Oshima was born in 1978, earned BA in Design from Tokyo Zokei University in 2002, and started her career as an artist in 2004. She had had solo exhibition at Gallery ES in 2005 and 2007, and had participated in ‘KISHO KUROKAWA: From the Age of the Machine to the Age of Life,’ at The National Art Center, Tokyo in 2007, ‘Eyes and Curiosity’ at Mizuma Action in 2008. ‘pictorial book’ is a long-awaited solo exhibition with us. Her spectacular work painted by acrylic and fine brushed on gesso is in constant evolution.


 


The motifs Oshima depicts are from nature such as timber, flower, insect, bird and ocean, and sometimes she paints imagined scenery mixed with circus, train and flag. The artist was inspired by her childhood memories; hugging the moss to find micro-forest in there, landscape she saw during a trip, and skies in her daily life, as well as by various old pictorial books. She grows plants in her garden, and even keeps butterfly larval and let the pupas emerged to observe their biology and to do rigorous sketches over and over. As just described, her work is based on her obsession and pursuance to the motifs and when mixed with her spontaneous imagination, the work starts telling the stories.


 


Her first solo exhibition at Mizuma Action is entitled ‘pictorial book,’ the source of her imagination, and it consists of seven to eight paintings, some are large and some are small.

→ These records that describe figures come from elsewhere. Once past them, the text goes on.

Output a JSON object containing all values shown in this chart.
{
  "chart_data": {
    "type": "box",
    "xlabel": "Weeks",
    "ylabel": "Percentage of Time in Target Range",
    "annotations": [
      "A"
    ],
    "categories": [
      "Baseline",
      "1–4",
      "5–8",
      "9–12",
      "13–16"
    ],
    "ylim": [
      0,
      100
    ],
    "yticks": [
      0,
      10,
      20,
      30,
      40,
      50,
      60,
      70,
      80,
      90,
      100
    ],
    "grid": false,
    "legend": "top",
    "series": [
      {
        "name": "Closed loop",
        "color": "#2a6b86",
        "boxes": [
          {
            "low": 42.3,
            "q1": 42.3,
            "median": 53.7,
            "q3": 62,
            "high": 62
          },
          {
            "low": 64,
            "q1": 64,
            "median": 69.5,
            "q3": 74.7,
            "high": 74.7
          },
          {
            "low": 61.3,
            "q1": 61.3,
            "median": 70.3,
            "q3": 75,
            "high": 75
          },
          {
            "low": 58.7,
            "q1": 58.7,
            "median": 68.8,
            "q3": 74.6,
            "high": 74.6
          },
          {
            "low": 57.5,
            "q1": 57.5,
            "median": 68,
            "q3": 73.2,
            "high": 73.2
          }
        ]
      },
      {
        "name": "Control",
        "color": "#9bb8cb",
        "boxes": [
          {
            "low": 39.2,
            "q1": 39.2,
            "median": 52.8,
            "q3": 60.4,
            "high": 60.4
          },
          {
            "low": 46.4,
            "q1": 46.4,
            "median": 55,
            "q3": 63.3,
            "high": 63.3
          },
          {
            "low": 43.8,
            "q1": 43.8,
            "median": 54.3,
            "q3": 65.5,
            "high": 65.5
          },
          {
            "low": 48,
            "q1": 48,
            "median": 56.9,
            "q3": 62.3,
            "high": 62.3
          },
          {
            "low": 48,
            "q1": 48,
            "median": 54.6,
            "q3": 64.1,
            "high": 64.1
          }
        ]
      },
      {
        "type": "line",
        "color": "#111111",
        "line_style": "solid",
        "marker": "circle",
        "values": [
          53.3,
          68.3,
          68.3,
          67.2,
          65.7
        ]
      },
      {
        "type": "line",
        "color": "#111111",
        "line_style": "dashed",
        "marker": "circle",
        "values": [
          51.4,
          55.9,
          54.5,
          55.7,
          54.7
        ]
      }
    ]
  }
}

For Oshima who lives in urban area, it is far more likely to encounter various things in pictorial books rather than in nature. The images she saw on the books change their shape and color in her mind and, at some point, these pieces connect together and appear as landscape. 


 


The main painting for this show is 3-meter-wide ‘deep organ’. Oshma painted enlarged internal view of vascular bundle. The scenery that evokes the inside of the living creatures and blood vessels are depicted on the back of key motifs to the story such as crystals, fossils and butterfly wings. In the middle, a spring is upwelling.


 


Pictorial books themselves make the artist thrilled. They stir up her longing for various creatures, natural phenomenon, and imaginary vehicle she hasn’t see yet, and her imagination to the place they are from. There is no right or wrong way to appreciate her artworks. She is only wandering around in the imaginary world with pictorial books in her hand. We hope you, too, can freely roam around her mysterious world.